Ítem más: frente a las razonadas e insistentes demandas catalanas, el de Salamanca ha sido una especie de Archivo-ameba, capaz de encoger o dilatar su ámbito y su perfil según las conveniencias del momento. Primero lo describieron como el gran archivo de la Guerra Civil aunque -¡oh paradoja!- desprovisto de cualquier documentación militar (que permanece en Segovia) o diplomática (que está en Madrid) acerca de aquel conflicto. Luego devino el archivo de la Guerra Civil y 'los años que la precedieron', por más que ni un solo papel relativo a la Segunda República ha abandonado el Archivo Histórico Nacional con rumbo a la capital helmántica.
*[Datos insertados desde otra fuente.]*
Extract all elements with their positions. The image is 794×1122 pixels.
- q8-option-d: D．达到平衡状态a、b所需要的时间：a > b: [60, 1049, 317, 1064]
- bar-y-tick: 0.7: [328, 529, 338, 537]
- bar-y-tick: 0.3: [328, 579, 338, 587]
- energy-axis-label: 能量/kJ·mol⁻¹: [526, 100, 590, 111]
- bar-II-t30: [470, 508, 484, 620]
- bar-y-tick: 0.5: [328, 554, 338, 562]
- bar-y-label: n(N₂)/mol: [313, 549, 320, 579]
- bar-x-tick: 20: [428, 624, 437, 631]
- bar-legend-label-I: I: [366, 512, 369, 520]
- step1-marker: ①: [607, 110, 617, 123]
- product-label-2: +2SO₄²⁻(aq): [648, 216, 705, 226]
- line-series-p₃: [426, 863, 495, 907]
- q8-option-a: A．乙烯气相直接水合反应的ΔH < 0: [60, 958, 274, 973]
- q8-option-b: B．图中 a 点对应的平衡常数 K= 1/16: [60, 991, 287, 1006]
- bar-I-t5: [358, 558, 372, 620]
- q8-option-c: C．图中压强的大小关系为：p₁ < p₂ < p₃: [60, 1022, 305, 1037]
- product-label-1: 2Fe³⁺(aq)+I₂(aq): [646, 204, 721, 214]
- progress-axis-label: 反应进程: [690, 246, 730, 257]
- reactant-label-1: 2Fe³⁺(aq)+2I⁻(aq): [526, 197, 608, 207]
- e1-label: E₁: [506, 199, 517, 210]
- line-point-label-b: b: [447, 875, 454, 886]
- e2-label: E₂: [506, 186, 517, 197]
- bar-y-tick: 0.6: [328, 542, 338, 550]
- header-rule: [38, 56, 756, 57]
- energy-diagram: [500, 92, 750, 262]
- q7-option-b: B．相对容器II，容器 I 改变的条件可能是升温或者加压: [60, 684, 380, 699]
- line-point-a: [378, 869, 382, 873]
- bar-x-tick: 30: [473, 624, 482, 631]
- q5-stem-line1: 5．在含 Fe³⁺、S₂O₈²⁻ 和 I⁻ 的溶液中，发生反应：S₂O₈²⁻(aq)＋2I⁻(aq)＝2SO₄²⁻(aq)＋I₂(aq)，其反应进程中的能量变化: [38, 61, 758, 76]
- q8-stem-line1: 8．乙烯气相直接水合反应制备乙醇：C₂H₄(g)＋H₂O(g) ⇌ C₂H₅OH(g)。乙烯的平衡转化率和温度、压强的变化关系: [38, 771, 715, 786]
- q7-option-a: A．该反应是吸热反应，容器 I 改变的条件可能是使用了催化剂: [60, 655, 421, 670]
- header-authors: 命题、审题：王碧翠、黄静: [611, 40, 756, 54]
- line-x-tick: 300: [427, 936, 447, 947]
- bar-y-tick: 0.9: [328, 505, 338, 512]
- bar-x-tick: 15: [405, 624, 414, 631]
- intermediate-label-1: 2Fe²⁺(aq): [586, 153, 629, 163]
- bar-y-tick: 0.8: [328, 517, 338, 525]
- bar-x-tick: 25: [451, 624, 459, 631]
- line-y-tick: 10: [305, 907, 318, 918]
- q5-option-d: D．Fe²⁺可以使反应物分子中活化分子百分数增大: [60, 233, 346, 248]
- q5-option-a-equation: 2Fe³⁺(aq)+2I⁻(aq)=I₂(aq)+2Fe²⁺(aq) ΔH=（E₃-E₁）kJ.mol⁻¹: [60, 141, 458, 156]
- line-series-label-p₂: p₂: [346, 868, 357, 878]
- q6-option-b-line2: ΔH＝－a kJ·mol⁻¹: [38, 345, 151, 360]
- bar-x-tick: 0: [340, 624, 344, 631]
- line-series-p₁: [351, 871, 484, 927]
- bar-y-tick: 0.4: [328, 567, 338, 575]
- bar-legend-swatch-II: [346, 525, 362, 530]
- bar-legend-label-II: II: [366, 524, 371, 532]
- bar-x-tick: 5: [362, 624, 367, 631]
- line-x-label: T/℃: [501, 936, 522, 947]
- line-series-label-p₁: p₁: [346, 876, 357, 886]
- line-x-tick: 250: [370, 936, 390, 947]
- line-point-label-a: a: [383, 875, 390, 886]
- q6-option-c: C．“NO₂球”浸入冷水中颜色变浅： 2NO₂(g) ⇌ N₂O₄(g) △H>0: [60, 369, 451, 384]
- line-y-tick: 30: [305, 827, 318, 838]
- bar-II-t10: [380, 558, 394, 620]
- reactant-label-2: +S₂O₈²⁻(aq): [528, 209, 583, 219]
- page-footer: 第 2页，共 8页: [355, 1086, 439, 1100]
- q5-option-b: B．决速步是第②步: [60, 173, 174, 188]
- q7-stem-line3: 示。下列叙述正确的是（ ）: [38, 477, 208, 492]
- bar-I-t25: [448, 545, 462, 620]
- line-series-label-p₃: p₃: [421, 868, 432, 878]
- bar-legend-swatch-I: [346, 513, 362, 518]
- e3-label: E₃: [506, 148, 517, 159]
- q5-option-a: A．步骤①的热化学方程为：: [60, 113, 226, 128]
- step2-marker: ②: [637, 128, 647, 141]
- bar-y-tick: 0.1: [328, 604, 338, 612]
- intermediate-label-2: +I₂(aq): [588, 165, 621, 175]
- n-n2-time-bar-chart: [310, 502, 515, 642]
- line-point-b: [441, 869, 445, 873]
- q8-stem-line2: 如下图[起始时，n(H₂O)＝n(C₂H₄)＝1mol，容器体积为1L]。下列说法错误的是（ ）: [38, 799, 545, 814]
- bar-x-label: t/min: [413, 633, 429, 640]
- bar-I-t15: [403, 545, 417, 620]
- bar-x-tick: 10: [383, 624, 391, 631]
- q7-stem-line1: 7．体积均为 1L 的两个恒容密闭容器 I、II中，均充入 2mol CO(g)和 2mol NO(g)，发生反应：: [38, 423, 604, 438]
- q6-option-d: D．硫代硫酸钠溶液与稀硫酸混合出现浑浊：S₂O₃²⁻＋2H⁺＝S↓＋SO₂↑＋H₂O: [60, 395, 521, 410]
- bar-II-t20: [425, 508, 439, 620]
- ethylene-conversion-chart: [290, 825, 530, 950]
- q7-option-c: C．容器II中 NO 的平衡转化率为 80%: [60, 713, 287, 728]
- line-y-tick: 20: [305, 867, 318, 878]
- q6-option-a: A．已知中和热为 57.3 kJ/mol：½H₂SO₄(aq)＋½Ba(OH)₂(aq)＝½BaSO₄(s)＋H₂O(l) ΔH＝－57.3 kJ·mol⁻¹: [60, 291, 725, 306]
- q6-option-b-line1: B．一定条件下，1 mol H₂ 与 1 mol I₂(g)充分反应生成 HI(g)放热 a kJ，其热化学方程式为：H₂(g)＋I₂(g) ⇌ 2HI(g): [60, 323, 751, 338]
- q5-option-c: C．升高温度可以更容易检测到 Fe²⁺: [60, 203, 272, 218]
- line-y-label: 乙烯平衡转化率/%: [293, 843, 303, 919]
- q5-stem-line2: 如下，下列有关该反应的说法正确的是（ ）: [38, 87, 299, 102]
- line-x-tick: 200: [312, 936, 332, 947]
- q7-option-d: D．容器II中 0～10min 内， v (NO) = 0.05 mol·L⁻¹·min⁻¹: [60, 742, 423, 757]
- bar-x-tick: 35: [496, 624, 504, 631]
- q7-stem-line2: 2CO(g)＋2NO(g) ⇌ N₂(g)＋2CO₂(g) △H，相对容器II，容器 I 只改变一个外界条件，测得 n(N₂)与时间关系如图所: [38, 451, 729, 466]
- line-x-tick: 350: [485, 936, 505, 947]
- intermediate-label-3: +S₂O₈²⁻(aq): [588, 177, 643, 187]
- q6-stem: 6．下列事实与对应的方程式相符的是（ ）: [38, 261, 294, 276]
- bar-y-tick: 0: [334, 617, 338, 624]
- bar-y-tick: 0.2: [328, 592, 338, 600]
Últimamente tratan de vendérnoslo como el archivo 'de la Guerra Civil y de la represión franquista', pero sucede que no hay en Salamanca ningún documento concerniente a Galicia, a Castilla-León, a Álava y Navarra, a Sevilla o al resto de territorios donde la sublevación de 1936 triunfó desde el comienzo. ¿Será que allí no hubo represión, o tal vez es que aquello no forma parte de la Guerra Civil?
'Dime de lo que presumes y te diré de lo que careces', reza el refrán, y eso evidenciaron el lunes 22 de julio los patronos del Archivo con sus reiteradas apelaciones a las directrices, los criterios y los principios emanados de la Unesco. ¿La Unesco? ¿Acaso la Unesco no ha sostenido la necesidad de restituir a sus legítimos propietarios las obras de arte que los nazis expoliaron a lo ancho de Europa entre 1938 y 1945, incluso si a la postre esas obras habían ido a parar a museos perfectamente respetables? Qué diferencia histórica o ética existe entre el saqueo artístico ordenado por Goering y el coetáneo saqueo documental dictado por Franco? ¿Por qué los frutos del segundo -esto es, el Archivo de Salamanca- tienen más legitimidad que los del primero? ¿Porque Goering terminó en el banquillo de Nüremberg, mientras que Franco murió en la cama? Si la diferencia estriba sólo en eso, mal anda la salud de nuestra cultura democrática.
Desde el reconocimiento de su tenebroso origen fratricida, el Archivo de Salamanca ha tenido, con el proceso negociador de los dos últimos años, una gran oportunidad de borrar aquellas infaustas tesis que Torrente Ballester formuló en 1995, una magnífica ocasión de ganarse definitivamente el respeto tanto de la comunidad científica internacional como de la opinión pública en toda España. Ni su Patronato ni el Ministerio que lo tutela lo han querido así; han preferido seguir apareciendo como la emanación de una victoria guerracivilista, como un depósito documental discutido y cuestionado, objeto de polémicas y sujeto a largos pleitos judiciales, como el símbolo de un agravio colectivo. Es su opción, y hay que acatarla; pero que no se anden quejando después de las consecuencias. Hacerlo sería tanto como azotar a la marea.
Joan B. Culla i Clarà es profesor de Historia Contemporánea de la UAB.